We like to think of mirrors as neutral, faithful witnesses to what’s “really there.” But even science tells us this isn’t true. A mirror leans green because the glass bends light in ways that reveal its bias. What we call “neutral” is never without its tint.
The same is true of beauty.

We’re taught to believe there’s such a thing as an unbiased reflection—a “true” look in the mirror. But every reflection is colored by the way we were raised, the culture we live in and whether we’re tired, grieving, joyful, or afraid. Reflections are also influenced by what’s trending in fashion or considered “professional” in the workplace.
Neutrality is a myth, in beauty as much as in mirrors.
When someone says they prefer a “natural look,” what they often mean is their version of natural. For one person, that might be bare skin. For another, it’s concealer, blush, and a swipe of lipstick. For someone else, it’s lashes and sculpted brows.
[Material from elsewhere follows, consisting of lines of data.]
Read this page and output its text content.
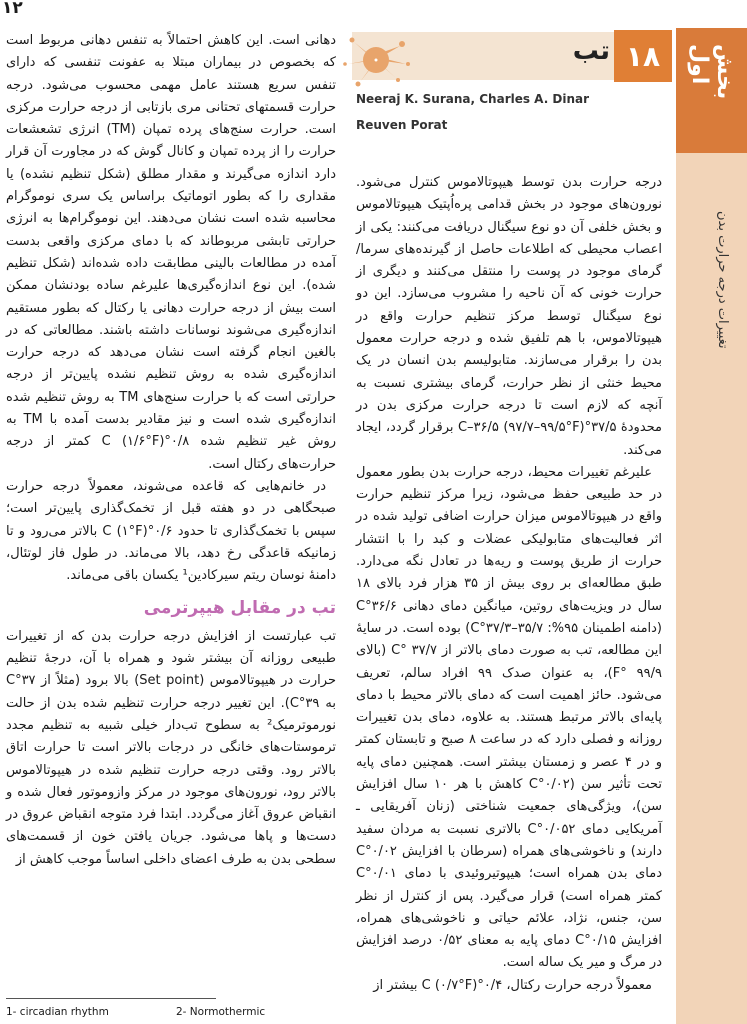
۱۲
بخش اول
تغییرات درجه حرارت بدن
تب ۱۸
Neeraj K. Surana, Charles A. Dinar
Reuven Porat

درجه حرارت بدن توسط هیپوتالاموس کنترل می‌شود. نورون‌های موجود در بخش قدامی پره‌اُپتیک هیپوتالاموس و بخش خلفی آن دو نوع سیگنال دریافت می‌کنند: یکی از اعصاب محیطی که اطلاعات حاصل از گیرنده‌های سرما/گرمای موجود در پوست را منتقل می‌کنند و دیگری از حرارت خونی که آن ناحیه را مشروب می‌سازد. این دو نوع سیگنال توسط مرکز تنظیم حرارت واقع در هیپوتالاموس، با هم تلفیق شده و درجه حرارت معمول بدن را برقرار می‌سازند. متابولیسم بدن انسان در یک محیط خنثی از نظر حرارت، گرمای بیشتری نسبت به آنچه که لازم است تا درجه حرارت مرکزی بدن در محدودهٔ ۳۷/۵°C–۳۶/۵ (۹۷/۷–۹۹/۵°F) برقرار گردد، ایجاد می‌کند.

علیرغم تغییرات محیط، درجه حرارت بدن بطور معمول در حد طبیعی حفظ می‌شود، زیرا مرکز تنظیم حرارت واقع در هیپوتالاموس میزان حرارت اضافی تولید شده در اثر فعالیت‌های متابولیکی عضلات و کبد را با انتشار حرارت از طریق پوست و ریه‌ها در تعادل نگه می‌دارد. طبق مطالعه‌ای بر روی بیش از ۳۵ هزار فرد بالای ۱۸ سال در ویزیت‌های روتین، میانگین دمای دهانی ۳۶/۶°C (دامنه اطمینان ۹۵%: ۳۵/۷–۳۷/۳°C) بوده است. در سایهٔ این مطالعه، تب به صورت دمای بالاتر از ۳۷/۷ °C (بالای ۹۹/۹ °F)، به عنوان صدک ۹۹ افراد سالم، تعریف می‌شود. حائز اهمیت است که دمای بالاتر محیط با دمای پایه‌ای بالاتر مرتبط هستند. به علاوه، دمای بدن تغییرات روزانه و فصلی دارد که در ساعت ۸ صبح و تابستان کمتر و در ۴ عصر و زمستان بیشتر است. همچنین دمای پایه تحت تأثیر سن (۰/۰۲°C کاهش با هر ۱۰ سال افزایش سن)، ویژگی‌های جمعیت شناختی (زنان آفریقایی ـ آمریکایی دمای ۰/۰۵۲°C بالاتری نسبت به مردان سفید دارند) و ناخوشی‌های همراه (سرطان با افزایش ۰/۰۲°C دمای بدن همراه است؛ هیپوتیروئیدی با دمای ۰/۰۱°C کمتر همراه است) قرار می‌گیرد. پس از کنترل از نظر سن، جنس، نژاد، علائم حیاتی و ناخوشی‌های همراه، افزایش ۰/۱۵°C دمای پایه به معنای ۰/۵۲ درصد افزایش در مرگ و میر یک ساله است.

معمولاً درجه حرارت رکتال، ۰/۴°C (۰/۷°F) بیشتر از

دهانی است. این کاهش احتمالاً به تنفس دهانی مربوط است که بخصوص در بیماران مبتلا به عفونت تنفسی که دارای تنفس سریع هستند عامل مهمی محسوب می‌شود. درجه حرارت قسمتهای تحتانی مری بازتابی از درجه حرارت مرکزی است. حرارت سنج‌های پرده تمپان (TM) انرژی تشعشعات حرارت را از پرده تمپان و کانال گوش که در مجاورت آن قرار دارد اندازه می‌گیرند و مقدار مطلق (شکل تنظیم نشده) یا مقداری را که بطور اتوماتیک براساس یک سری نوموگرام محاسبه شده است نشان می‌دهند. این نوموگرام‌ها به انرژی حرارتی تابشی مربوطاند که با دمای مرکزی واقعی بدست آمده در مطالعات بالینی مطابقت داده شده‌اند (شکل تنظیم شده). این نوع اندازه‌گیری‌ها علیرغم ساده بودنشان ممکن است بیش از درجه حرارت دهانی یا رکتال که بطور مستقیم اندازه‌گیری می‌شوند نوسانات داشته باشند. مطالعاتی که در بالغین انجام گرفته است نشان می‌دهد که درجه حرارت اندازه‌گیری شده به روش تنظیم نشده پایین‌تر از درجه حرارتی است که با حرارت سنج‌های TM به روش تنظیم شده اندازه‌گیری شده است و نیز مقادیر بدست آمده با TM به روش غیر تنظیم شده ۰/۸°C (۱/۶°F) کمتر از درجه حرارت‌های رکتال است.

در خانم‌هایی که قاعده می‌شوند، معمولاً درجه حرارت صبحگاهی در دو هفته قبل از تخمک‌گذاری پایین‌تر است؛ سپس با تخمک‌گذاری تا حدود ۰/۶°C (۱°F) بالاتر می‌رود و تا زمانیکه قاعدگی رخ دهد، بالا می‌ماند. در طول فاز لوتئال، دامنهٔ نوسان ریتم سیرکادین¹ یکسان باقی می‌ماند.

تب در مقابل هیپرترمی

تب عبارتست از افزایش درجه حرارت بدن که از تغییرات طبیعی روزانه آن بیشتر شود و همراه با آن، درجهٔ تنظیم حرارت در هیپوتالاموس (Set point) بالا برود (مثلاً از ۳۷°C به ۳۹°C). این تغییر درجه حرارت تنظیم شده بدن از حالت نورموترمیک² به سطوح تب‌دار خیلی شبیه به تنظیم مجدد ترموستات‌های خانگی در درجات بالاتر است تا حرارت اتاق بالاتر رود. وقتی درجه حرارت تنظیم شده در هیپوتالاموس بالاتر رود، نورون‌های موجود در مرکز وازوموتور فعال شده و انقباض عروق آغاز می‌گردد. ابتدا فرد متوجه انقباض عروق در دست‌ها و پاها می‌شود. جریان یافتن خون از قسمت‌های سطحی بدن به طرف اعضای داخلی اساساً موجب کاهش از

1- circadian rhythm	2- Normothermic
There is no one neutral; there is only preference, shaped by memory, bias, and context.
And yet, we keep chasing the fantasy of neutrality: the perfect foundation that disappears, the look that seems effortless, or the mirror that reflects us without distortion. What if the healthier move is to release that chase? To accept that every reflection is tinted—and to choose, consciously, what colors we allow to influence our own?
Once we admit there is no pure neutrality, beauty becomes less about chasing some ideal reflection and more about creating one that feels like home.
The mirror is green. Our reflections are tinted. That isn’t failure. It’s reality. And reality, when accepted, is far more liberating than the myth of neutrality ever could be.